23. In proposito, si osserva, altresì, che i profili di censura mossi dal ricorrente, relativi alla mancata verifica della possibilità di reimpiego e alla mancanza di valenza della consultazione, di cui comunque non contesta l’effettuazione, non possono trovare accoglimento, atteso che è la disciplina legislativa (D.L. n. 95 del 2012, art. 2, comma 11, lett. a) ad indicare come prima misura da applicare la risoluzione del rapporto ex art. 72, comma 11, cit.

Nella specie come affermato dalla Corte d’Appello e non contestato, era pacifica la circostanza che il lavoratore fosse in possesso dei requisiti anagrafici e contributivi prescritti.

24. Il ricorso va rigettato.

25. A seguito del rigetto della domanda rimangono assorbite le eccezioni formulate dal controricorrente in ordine alla domanda di reintegra, sia deducendo la tardività della stessa (sarebbe stata proposta nelle note conclusive), sia la intervenuta cessazione della materia del contendere (raggiungimento 65 anni di età da parte del lavoratore).

26. Le spese seguono la soccombenza e sono liquidate come in dispositivo.

Non si ravvisano, nella specie, le condizioni della responsabilità aggravata di cui all’art. 96 c.p.c., chiesta dal controricorrente.

In proposito va precisato che, nel caso di rigetto della domanda ex art. 96 c.p.c., proposta dal controricorrente, e di rigetto del ricorso, non ha luogo una ipotesi di pluralità di domande effettivamente contrapposte idonea a determinare la soccombenza reciproca (si vedano i principi affermati da Cass., n. 11792 del 2018, a cui si intende dare continuità, con riguardo al giudizio impugnatorio di appello, si v., anche Cass., n. 9532 del 2017).

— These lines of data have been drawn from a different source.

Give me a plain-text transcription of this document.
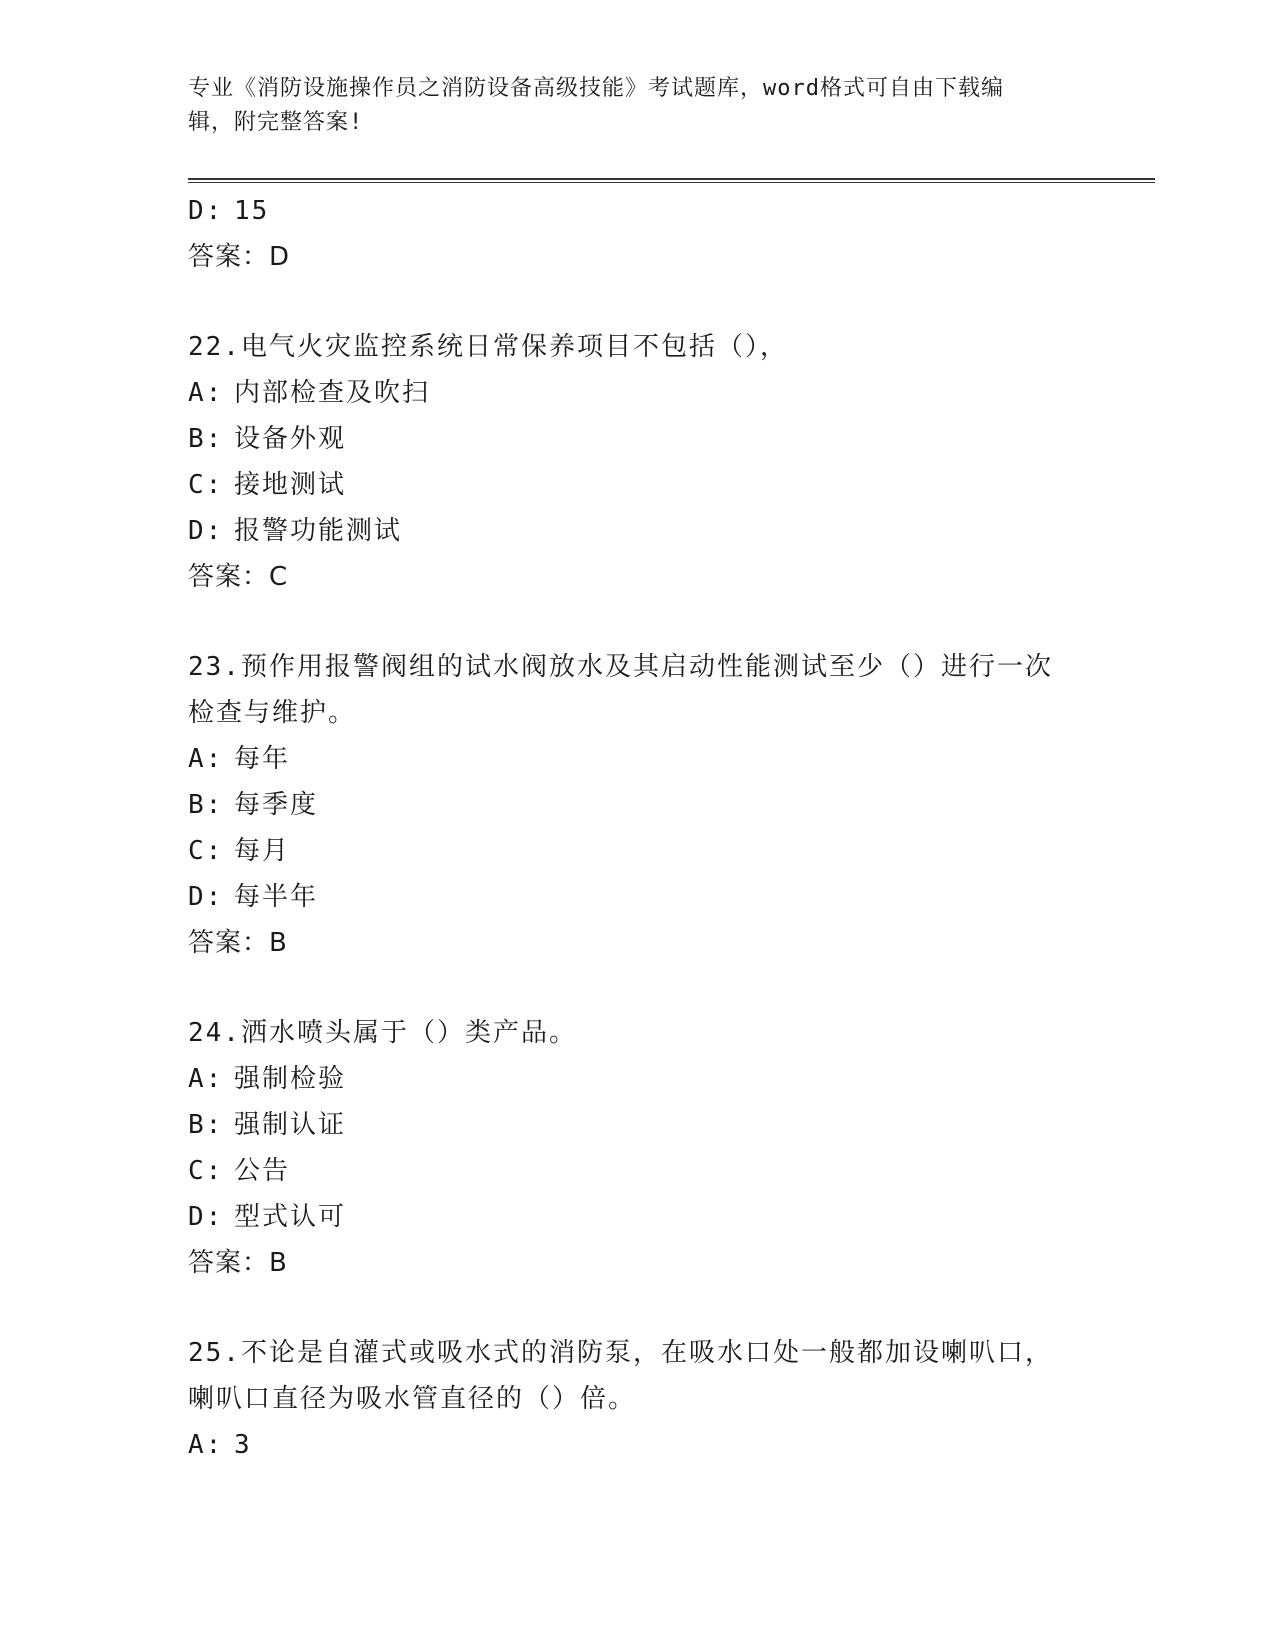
专业《消防设施操作员之消防设备高级技能》考试题库，word格式可自由下载编
辑，附完整答案!
D: 15
答案：D
22.电气火灾监控系统日常保养项目不包括（），
A: 内部检查及吹扫
B: 设备外观
C: 接地测试
D: 报警功能测试
答案：C
23.预作用报警阀组的试水阀放水及其启动性能测试至少（）进行一次
检查与维护。
A: 每年
B: 每季度
C: 每月
D: 每半年
答案：B
24.洒水喷头属于（）类产品。
A: 强制检验
B: 强制认证
C: 公告
D: 型式认可
答案：B
25.不论是自灌式或吸水式的消防泵，在吸水口处一般都加设喇叭口，
喇叭口直径为吸水管直径的（）倍。
A: 3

Le questioni su tale capo, da qualificarsi meramente accessorio, non incidono stilla determinazione della soccombenza nemmeno ai fini di temperarla o di qualificarla parziale o reciproca (Cass., n. 5466 del 2020).

26. Ai sensi del D.P.R. n. 115 del 2002, art. 13, comma 1-quater, dà atto della sussistenza dei presupposti per il versamento, da parte del ricorrente, dell’ulteriore importo a titolo di contributo unificato pari a quello previsto per il ricorso, a norma del cit. art. 13, comma 1-bis, se dovuto.

PQM

La Corte rigetta il ricorso. Condanna il ricorrente al pagamento delle spese di giudizio che liquida in Euro 200,00, per esborsi, Euro 5.500,00, per compensi professionali, oltre spese generali in misura del 15% e accessori di legge.

Ai sensi del D.P.R. n. 115 del 2002, art, 13, comma 1-quater, dà atto della sussistenza dei presupposti per il versamento, da parte del ricorrente, dell’ulteriore importo a titolo di contributo unificato pari a quello previsto per il ricorso, a norma del cit. art. 13, comma 1-bis, se dovuto.

Così deciso in Roma, nella camera di consiglio, il 11 febbraio 2020.